Just like boiling a frog.
Illinois legislators gave Gov. J. B. Pritzker a $400 million fund to write big checks to companies that promise new jobs. Chinese battery manufacturer Gotion was its first beneficiary, receiving a $125 million payment, plus other favors over the next 30 years.
It wasn’t always that way.
State constitutions prohibit special treatment for private companies. Judicial doctrine ensured that public policy benefits the public, rather than someone’s private interest.
The prohibition on public support of private interests gradually gave way to Publishers Clearing House-style cash bonanzas.
First, state governments started letting some companies pay less in taxes. Then they started using tax policy to give companies other people’s money over lengthy periods of time. And, now, it also includes quick and large cash transfers of other people’s money.

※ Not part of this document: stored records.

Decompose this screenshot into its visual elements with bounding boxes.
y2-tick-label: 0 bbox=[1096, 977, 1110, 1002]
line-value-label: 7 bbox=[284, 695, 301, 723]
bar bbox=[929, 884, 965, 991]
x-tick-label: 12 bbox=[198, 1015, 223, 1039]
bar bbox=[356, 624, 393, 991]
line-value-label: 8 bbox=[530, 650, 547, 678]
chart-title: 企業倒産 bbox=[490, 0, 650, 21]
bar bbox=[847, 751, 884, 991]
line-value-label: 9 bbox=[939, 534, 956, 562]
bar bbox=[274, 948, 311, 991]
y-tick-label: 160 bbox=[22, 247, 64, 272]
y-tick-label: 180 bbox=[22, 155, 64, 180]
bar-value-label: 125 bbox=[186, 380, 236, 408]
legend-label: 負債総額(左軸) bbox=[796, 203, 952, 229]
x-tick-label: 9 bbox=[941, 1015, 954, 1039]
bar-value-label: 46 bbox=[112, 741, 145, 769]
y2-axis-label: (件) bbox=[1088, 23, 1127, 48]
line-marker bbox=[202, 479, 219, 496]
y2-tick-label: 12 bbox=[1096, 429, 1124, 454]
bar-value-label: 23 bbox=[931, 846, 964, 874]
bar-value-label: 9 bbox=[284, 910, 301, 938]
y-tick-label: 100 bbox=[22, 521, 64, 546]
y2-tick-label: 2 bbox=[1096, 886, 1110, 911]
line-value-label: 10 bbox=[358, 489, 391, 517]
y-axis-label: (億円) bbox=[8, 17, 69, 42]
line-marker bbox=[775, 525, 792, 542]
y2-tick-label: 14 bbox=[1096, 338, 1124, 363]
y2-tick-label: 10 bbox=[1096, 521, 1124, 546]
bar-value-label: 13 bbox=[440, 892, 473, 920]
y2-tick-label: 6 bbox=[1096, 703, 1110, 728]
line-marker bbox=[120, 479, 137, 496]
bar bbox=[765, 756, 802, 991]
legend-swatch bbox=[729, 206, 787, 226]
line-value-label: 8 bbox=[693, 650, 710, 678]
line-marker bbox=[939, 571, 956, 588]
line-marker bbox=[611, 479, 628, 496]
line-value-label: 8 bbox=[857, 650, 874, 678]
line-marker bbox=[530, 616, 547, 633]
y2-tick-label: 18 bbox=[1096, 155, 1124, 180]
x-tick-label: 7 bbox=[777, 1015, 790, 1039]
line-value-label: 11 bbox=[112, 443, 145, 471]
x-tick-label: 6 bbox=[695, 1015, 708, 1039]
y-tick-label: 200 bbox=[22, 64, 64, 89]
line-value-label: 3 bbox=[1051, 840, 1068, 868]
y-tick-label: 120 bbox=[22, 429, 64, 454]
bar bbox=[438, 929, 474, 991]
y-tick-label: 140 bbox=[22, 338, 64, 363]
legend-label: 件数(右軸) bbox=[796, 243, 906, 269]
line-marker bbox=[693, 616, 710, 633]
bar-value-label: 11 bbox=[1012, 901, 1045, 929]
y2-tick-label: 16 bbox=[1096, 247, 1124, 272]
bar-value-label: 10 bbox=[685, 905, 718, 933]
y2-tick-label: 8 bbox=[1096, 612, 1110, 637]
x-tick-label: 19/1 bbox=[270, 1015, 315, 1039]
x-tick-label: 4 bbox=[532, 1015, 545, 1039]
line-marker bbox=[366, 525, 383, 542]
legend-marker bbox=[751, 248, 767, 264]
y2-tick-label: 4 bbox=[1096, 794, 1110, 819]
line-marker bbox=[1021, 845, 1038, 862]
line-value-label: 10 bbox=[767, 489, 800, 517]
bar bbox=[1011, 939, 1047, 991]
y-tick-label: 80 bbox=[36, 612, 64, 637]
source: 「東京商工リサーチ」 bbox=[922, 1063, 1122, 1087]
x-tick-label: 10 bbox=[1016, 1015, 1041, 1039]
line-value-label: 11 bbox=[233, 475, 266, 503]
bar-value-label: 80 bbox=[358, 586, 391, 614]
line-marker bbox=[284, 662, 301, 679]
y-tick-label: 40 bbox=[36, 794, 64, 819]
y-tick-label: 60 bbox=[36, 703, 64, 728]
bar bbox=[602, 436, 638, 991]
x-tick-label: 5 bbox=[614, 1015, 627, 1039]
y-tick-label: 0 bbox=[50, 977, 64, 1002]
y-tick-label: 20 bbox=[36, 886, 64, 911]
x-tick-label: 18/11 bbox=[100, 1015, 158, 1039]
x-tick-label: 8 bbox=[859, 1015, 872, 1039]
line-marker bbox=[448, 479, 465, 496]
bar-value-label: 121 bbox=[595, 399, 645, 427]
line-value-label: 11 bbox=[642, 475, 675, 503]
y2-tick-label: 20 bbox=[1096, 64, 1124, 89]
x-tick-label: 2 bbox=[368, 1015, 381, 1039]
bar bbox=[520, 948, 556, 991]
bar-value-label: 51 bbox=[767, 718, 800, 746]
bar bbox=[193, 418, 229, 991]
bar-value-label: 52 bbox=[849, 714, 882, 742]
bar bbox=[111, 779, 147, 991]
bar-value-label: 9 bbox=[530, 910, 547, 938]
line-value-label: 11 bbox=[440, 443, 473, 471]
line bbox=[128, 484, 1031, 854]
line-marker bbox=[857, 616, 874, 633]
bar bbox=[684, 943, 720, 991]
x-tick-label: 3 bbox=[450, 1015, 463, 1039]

Extra cash payments have made states more enticing to corporations.
However, states do not succeed when they write the biggest checks to the biggest companies. Selective subsidies fail to create jobs and are unfair to both the taxpayers who have to foot the bill and the businesses that must compete with subsidized companies.
Economists studying the economic effects of corporate welfare confirm that it just doesn’t work.
The economic ineffectiveness of corporate welfare doesn’t stand in the way of its political effectiveness. Politicians know that headlines about job creation are popular, regardless of whether subsidies deliver on the promised job growth.
Big business lobbyists know they have something politically valuable to offer when they open a new office or factory. The lobby for special benefits has succeeded at pushing states a little bit further over time — from offering abatements to handing out big cash payments.
Things have gone too far.
Enough is enough.
State lawmakers should start telling companies “no” when they ask for taxpayer money. Governors should get together to negotiate an interstate compact to agree with each other to stop competing over who can write the biggest checks.
Selective assistance has gone from letting some companies pay less in taxes to massive transfers of taxpayer cash.
The double-dipping lotto wins for big business are expensive and ineffective, and lawmakers should stop.
James M. Hohman is the director of fiscal policy at the Mackinac Center for Public Policy.